Innumerables consecuencias… líneas divergentes dimanando de aquella caverna, y a lo largo de gran parte de aquellas líneas de consecuencia pudo ver su propio cadáver, con sangre derramándose de una horrenda herida de cuchillo.
CAPÍTULO XXXIII
Mi padre, el Emperador Padishah, tenía setenta y dos años y no aparentaba más de treinta y cinco cuando decidió la muerte del Duque Leto y la restitución de Arrakis a los Harkonnen. Raramente aparecía en público con otro atuendo que un uniforme Sardaukar y un yelmo de Burseg, negro, con el león Imperial en oro en su cimera. El uniforme era un desafiante recuerdo de cuál era la fuente de su poder. Pero no siempre se mostraba tan agresivo. Cuando quería, sabía irradiar simpatía y sinceridad, pero en estos últimos tiempos, a muchos años de distancia, me pregunto a menudo si todo en él era como parecía. Pienso más bien que era un hombre que luchaba constantemente contra los barrotes de una jaula invisible. No hay que olvidar que era el Emperador, la cabeza de una dinastía cuyos orígenes se perdían en el tiempo. Pero nosotros le negamos un hijo legítimo. ¿No es este el más terrible fracaso que pueda sufrir un jefe?
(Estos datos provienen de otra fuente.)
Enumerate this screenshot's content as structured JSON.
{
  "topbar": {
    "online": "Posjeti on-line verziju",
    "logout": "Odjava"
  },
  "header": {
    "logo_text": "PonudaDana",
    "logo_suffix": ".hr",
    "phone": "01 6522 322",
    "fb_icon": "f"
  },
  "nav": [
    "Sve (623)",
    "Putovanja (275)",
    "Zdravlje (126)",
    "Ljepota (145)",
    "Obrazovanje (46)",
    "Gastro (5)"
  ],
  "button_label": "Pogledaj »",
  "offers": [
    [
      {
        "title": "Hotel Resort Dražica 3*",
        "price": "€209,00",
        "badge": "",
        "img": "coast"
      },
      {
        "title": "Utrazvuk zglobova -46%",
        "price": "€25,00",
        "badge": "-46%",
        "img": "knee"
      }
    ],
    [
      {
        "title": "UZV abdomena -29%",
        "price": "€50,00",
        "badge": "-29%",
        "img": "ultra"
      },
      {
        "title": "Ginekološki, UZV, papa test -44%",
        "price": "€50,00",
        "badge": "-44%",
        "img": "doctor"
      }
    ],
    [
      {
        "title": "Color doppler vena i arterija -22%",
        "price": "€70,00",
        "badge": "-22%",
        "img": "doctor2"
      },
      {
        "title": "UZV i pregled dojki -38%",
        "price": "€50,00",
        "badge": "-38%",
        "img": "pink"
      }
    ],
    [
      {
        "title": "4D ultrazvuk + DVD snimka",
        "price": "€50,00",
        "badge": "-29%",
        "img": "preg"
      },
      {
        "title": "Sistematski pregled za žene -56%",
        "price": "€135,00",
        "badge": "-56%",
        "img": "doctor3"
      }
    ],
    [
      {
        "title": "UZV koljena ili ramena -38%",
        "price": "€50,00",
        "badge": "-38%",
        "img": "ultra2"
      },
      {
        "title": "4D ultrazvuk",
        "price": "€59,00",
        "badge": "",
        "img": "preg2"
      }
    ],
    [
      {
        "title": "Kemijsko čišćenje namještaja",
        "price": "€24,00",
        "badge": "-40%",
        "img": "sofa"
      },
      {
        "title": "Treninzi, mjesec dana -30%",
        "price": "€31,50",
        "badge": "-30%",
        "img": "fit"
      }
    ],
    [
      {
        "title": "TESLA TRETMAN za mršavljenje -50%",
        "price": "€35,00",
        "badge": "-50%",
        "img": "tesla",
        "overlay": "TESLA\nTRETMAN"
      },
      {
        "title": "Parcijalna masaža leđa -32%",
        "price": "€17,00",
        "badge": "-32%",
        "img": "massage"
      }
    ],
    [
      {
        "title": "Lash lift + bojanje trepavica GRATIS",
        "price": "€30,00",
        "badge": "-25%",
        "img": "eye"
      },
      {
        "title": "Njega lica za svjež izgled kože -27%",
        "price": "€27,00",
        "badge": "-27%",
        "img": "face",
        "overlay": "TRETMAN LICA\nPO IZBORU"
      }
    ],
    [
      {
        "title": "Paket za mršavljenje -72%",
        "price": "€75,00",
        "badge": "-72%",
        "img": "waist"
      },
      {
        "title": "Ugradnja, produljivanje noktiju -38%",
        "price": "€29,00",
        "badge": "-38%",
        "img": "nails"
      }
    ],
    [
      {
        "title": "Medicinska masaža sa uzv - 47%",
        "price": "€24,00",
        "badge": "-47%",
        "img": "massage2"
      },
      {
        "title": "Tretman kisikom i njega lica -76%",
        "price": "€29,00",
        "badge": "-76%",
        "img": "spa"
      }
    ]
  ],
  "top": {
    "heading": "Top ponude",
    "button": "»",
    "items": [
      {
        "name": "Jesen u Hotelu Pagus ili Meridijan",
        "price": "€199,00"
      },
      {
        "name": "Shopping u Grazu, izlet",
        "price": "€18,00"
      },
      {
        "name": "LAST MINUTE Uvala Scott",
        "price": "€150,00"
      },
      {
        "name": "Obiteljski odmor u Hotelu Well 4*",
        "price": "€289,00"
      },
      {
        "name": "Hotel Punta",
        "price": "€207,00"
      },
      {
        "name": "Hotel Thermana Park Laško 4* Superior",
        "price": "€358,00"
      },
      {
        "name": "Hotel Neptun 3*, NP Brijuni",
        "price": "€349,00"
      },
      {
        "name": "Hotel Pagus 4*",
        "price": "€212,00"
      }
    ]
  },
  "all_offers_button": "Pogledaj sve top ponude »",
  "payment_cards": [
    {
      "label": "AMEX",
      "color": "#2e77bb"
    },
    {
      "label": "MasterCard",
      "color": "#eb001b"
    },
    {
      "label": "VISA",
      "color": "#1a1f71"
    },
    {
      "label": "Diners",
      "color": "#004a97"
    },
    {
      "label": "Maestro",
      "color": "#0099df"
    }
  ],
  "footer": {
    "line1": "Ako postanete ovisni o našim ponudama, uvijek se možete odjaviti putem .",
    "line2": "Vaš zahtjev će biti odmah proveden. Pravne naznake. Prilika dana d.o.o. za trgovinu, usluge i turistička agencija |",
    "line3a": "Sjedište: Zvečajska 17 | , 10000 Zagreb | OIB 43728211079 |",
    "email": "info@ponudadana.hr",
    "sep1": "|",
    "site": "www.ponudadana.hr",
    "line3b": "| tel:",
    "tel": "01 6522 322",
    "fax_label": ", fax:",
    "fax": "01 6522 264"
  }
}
Mi madre obedeció a sus Hermanas Superiores allá donde desobedeció Dama Jessica. ¿Cuál de las dos fue más fuerte? La historia ya ha contestado a esta pregunta.
«En la casa de mi padre», por la Princesa Irulan.
Jessica se despertó en la oscuridad de la caverna, sintiendo el agitarse de los Fremen a su alrededor, el acre olor de los destiltrajes. Su sentido del tiempo le informó que afuera la noche llegaría muy pronto, aislada del desierto por las placas de plástico que capturaban la humedad de sus cuerpos en sus superficies.
Se dio cuenta de que se había permitido abandonarse al sueño relajador después de la gran fatiga, y esto sugería que inconscientemente aceptaba su seguridad personal en el seno de la gente de Stilgar. Se volvió en la hamaca que había formado con sus ropas, se dejó deslizar hasta el suelo rocoso y se calzó sus botas del desierto. Debo recordar aflojar a medias los cierres de mis botas a fin de facilitar la acción de bombeo de mi destiltraje, pensó. Hay tantas cosas que debo recordar. Tenían aún en la boca el sabor de su comida de la mañana: la carne de pájaro con cereal amasado con miel de especia —todo ello enrollado en una hoja—, y se dio cuenta de que el tiempo allí estaba invertido: la noche era el día de actividad y el día el tiempo de reposo.
La noche esconde; la noche es más segura.
Soltó sus ropas de los puntos de fijación en el nicho de roca, tanteó hasta encontrar la parte alta del vestido y se lo puso.
¿Cómo enviar un mensaje a las Bene Gesserit?, se preguntó. Tenía que informar de su fuga y del refugio arrakeno que había encontrado.